The West Bengal government has sought Army support for relief operations in the state following the impact of super cyclone Amphan that had maximum impact on Kolkata, North and South 24 Parganas and East Midnapore, among other districts.

State home department tweeted on Saturday: “GOWB mobilizes maximum strength in unified command mode on 24×7 basis for immediate restoration of essential infrastructure and services asap. Army support has been called for; NDRF and SDRF teams deployed; Rlys, Port & private sector too requested to supply teams and equipment”

In the tweet, the government authorities also explained that “Drinking water and drainage infrastructure getting restored fast. PHE asked to supply water pouches in gap pockets. Generators being hired where necessary. More than a hundred teams from multiple departments and bodies working for cutting of fallen trees, which is the key to restoration of power in localities.” The tweet also mentioned that the state electricity board and CESC have been asked to deploy maximal manpower, though lockdown had “significantly” affected the deployment.
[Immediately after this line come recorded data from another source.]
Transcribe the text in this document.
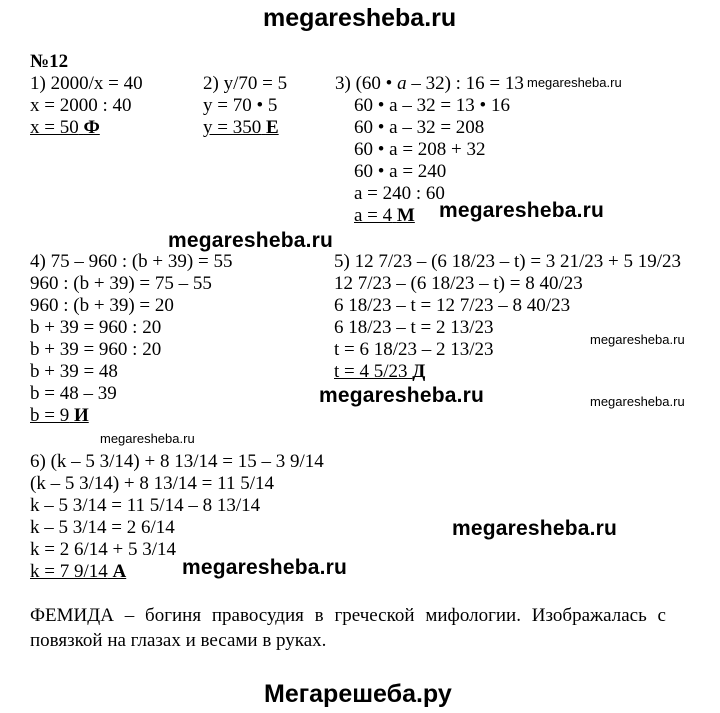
megaresheba.ru
№12
1) 2000/х = 40
х = 2000 : 40
х = 50 Ф
2) у/70 = 5
у = 70 • 5
у = 350 Е
3) (60 • a – 32) : 16 = 13
60 • а – 32 = 13 • 16
60 • а – 32 = 208
60 • а = 208 + 32
60 • а = 240
а = 240 : 60
а = 4 М
4) 75 – 960 : (b + 39) = 55
960 : (b + 39) = 75 – 55
960 : (b + 39) = 20
b + 39 = 960 : 20
b + 39 = 960 : 20
b + 39 = 48
b = 48 – 39
b = 9 И
5) 12 7/23 – (6 18/23 – t) = 3 21/23 + 5 19/23
12 7/23 – (6 18/23 – t) = 8 40/23
6 18/23 – t = 12 7/23 – 8 40/23
6 18/23 – t = 2 13/23
t = 6 18/23 – 2 13/23
t = 4 5/23 Д
6) (k – 5 3/14) + 8 13/14 = 15 – 3 9/14
(k – 5 3/14) + 8 13/14 = 11 5/14
k – 5 3/14 = 11 5/14 – 8 13/14
k – 5 3/14 = 2 6/14
k = 2 6/14 + 5 3/14
k = 7 9/14 А
ФЕМИДА – богиня правосудия в греческой мифологии. Изображалась с повязкой на глазах и весами в руках.
megaresheba.ru
megaresheba.ru
megaresheba.ru
megaresheba.ru
megaresheba.ru	megaresheba.ru
megaresheba.ru
megaresheba.ru
megaresheba.ru
Мегарешеба.ру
Kolkata and adjoining districts of North and South 24 Parganas witnessed protests with angry residents blocking roads at few places over long hours of power cut and unavailability of drinking water ever since Amphan devastated the area on Wednesday evening until midnight. Road blockades were reported from Garia, Jadavpur, Bagha Jatin, Bijaygarh, Behala, Tollygunj and few other areas of north Kolkata. Residents of many areas in Barackpore sub-division including Belgharia, Panihati, Sodepur, Barangar, Titagarh, Khardah faced acute crisis of drinking water. Many had to buy water at high prices. People blocked roads at some places in protest.

Water tankers were deployed by municipalities to areas that faced shortage of drinking water, but it was not enough to meet up to the demands. Many incidents of residents being caught up in brawls and fights with each other over water distribution from the tankers have been reported. Also, hundreds could be seen standing in queue to fetch water from a single tube well.

Although work to restore power at the earliest started soon after the storm, the process is being delayed since hundreds of uprooted trees need to be removed and electric posts and wires have to be fixed before restoring power.